This book was the 2011 Coretta Scott King Award winner (This award was designed to commemorate Dr. Martin Luther King and to honor his wife Coretta Scott King; given annually to one black author and to one black illustrator whose books are outstanding, inspirational, and educational contributions to literature for children and young people) a Newbery Honor book for 2011, a National Book Award finalist, AND the winner of the Scott O'Dell award for historical fiction. WOWSA. No wonder I loved it!
The story is set in 1968 and is about three young African American girls, sisters. They live with their father and grandmother, as their mother left when the youngest was just a baby. However, their father gets a job where he can't be at home, so he sends the three girls off to their mother for the summer in Oakland, California. The girls are set for it to be an adventure in the sunshine with trips to Disneyland and the ocean and finding out more about their mother. Their mother, not so much. She's not really interested in having the kids there, and she often makes remarks like, "I never asked for this," or "I never wanted this."
Every morning she sends them off to the Black Panther camp down the street where they get a free breakfast and get to do some activities, all related to the Black Panther movement. The Black Panthers were initially formed to protect local communities from police brutality and racism. The group also ran medical clinics and provided free food to school children. Within a couple of years the Black Panthers in Oakland were feeding over 10,000 children every day before they went to school. Unfortunately, the Black Panthers were sometimes involved in violence. The oldest girl, Delphine, knows some things about the Black Panthers and about some of the violent incidents. She becomes fearful and doesn't want to take her sisters to the center anymore. Her mother doesn't care what Delphine wants and insists they return.
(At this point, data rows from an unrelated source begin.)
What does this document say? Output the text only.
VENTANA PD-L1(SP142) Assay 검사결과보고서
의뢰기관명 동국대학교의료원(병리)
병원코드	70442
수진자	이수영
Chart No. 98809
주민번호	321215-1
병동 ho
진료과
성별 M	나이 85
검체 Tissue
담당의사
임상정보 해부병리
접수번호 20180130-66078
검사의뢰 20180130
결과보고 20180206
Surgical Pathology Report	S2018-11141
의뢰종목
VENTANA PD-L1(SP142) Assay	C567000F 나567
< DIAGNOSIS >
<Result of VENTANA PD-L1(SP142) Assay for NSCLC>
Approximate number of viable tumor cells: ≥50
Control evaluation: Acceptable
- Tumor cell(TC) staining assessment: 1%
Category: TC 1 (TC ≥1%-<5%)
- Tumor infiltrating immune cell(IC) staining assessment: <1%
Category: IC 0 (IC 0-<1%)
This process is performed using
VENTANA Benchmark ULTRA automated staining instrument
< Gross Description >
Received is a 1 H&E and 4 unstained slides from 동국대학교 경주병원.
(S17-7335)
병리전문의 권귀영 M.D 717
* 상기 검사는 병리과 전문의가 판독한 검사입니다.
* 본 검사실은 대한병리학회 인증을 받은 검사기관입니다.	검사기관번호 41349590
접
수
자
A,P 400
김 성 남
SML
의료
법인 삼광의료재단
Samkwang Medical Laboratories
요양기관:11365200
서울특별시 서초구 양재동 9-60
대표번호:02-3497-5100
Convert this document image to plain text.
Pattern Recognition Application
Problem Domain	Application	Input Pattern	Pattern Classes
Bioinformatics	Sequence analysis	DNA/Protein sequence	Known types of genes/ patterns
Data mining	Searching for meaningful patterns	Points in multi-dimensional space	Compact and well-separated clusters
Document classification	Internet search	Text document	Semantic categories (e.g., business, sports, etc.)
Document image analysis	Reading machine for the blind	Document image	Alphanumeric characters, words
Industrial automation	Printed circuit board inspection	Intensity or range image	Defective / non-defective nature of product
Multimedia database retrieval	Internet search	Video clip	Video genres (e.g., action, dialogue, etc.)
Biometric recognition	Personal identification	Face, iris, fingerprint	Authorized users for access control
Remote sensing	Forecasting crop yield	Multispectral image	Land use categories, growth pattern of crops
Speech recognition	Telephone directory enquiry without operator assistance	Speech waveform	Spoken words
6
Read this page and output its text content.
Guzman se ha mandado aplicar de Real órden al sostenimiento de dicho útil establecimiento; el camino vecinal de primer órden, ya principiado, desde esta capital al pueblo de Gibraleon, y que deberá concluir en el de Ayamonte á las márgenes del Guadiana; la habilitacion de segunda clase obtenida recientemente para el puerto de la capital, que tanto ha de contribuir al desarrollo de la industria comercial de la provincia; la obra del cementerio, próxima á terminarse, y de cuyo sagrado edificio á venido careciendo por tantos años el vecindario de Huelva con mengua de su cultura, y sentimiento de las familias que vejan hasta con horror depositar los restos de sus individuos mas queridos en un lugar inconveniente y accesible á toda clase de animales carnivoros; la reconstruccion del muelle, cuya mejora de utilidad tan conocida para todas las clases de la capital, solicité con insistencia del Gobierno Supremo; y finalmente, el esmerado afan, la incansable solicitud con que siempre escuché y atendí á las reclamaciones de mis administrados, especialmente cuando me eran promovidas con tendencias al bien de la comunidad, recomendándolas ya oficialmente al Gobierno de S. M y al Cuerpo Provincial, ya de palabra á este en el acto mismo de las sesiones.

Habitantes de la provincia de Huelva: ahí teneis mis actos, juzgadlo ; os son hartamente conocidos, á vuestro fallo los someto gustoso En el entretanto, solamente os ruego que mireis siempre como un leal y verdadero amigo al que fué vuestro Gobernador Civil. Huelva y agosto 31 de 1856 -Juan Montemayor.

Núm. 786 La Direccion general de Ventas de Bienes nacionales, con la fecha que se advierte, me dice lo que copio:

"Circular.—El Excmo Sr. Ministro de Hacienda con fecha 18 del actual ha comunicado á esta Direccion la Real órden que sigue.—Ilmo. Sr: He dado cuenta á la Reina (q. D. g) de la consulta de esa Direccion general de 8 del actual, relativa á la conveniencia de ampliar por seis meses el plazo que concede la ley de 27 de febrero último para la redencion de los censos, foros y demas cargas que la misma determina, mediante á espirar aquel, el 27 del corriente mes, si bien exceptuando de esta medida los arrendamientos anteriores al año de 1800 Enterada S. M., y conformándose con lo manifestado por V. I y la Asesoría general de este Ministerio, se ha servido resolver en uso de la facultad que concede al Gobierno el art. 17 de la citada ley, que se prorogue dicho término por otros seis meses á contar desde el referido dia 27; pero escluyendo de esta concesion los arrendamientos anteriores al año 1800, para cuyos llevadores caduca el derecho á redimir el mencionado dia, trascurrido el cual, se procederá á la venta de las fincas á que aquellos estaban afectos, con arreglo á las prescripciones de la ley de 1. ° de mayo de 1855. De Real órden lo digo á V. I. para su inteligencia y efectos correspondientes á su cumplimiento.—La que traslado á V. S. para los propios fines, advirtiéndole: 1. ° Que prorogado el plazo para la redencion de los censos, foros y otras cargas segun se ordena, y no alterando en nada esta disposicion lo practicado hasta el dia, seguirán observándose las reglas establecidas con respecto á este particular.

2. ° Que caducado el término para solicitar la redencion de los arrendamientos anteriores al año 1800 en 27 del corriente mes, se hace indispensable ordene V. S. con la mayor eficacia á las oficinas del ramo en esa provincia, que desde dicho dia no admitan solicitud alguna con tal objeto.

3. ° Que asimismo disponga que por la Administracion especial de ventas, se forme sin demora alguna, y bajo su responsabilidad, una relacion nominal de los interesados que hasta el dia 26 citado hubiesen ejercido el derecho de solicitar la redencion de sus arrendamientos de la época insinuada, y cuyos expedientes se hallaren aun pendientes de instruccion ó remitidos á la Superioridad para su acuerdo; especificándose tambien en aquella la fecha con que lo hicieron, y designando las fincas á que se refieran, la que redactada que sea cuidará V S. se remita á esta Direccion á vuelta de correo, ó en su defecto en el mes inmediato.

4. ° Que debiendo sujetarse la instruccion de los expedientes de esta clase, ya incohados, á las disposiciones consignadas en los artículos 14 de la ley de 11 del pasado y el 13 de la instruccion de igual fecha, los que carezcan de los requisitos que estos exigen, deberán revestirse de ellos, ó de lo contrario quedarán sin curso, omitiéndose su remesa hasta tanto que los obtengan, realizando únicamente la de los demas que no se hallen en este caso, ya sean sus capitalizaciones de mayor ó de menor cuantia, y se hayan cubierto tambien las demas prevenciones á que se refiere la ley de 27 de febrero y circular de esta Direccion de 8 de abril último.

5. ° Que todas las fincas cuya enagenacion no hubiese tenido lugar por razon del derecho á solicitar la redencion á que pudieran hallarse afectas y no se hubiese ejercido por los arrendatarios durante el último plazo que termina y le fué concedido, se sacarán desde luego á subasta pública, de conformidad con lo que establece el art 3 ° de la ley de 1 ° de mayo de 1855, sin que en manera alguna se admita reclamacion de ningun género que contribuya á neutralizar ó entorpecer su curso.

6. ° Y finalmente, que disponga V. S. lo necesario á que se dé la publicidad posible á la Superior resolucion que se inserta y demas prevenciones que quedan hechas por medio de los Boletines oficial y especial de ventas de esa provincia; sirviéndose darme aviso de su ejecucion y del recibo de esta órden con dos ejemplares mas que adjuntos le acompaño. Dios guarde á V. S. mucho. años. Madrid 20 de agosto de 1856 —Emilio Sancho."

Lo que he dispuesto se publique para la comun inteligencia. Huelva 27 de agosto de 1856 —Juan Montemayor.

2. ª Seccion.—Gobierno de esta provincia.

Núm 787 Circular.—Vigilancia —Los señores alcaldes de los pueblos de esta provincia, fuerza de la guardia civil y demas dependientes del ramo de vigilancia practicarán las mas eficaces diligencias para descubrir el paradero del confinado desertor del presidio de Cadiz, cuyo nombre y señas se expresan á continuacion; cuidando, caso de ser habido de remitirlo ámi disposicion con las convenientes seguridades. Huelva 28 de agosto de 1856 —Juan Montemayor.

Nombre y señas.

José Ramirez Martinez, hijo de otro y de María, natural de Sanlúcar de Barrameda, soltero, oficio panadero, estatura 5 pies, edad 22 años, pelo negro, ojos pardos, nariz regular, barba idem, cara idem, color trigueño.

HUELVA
Th story is told in Delphine's voice which is strong, clear, and often dryly funny. her perspective changes over the course of the summer, and she comes to some surprising conclusions about her mother, her sisters, the Black Panthers and even herself. It's a poignant story with incredible writing, strong characters and interesting historical information.
Highly recommended. Available at the Multnomah County library now and available in the WOMS library soon.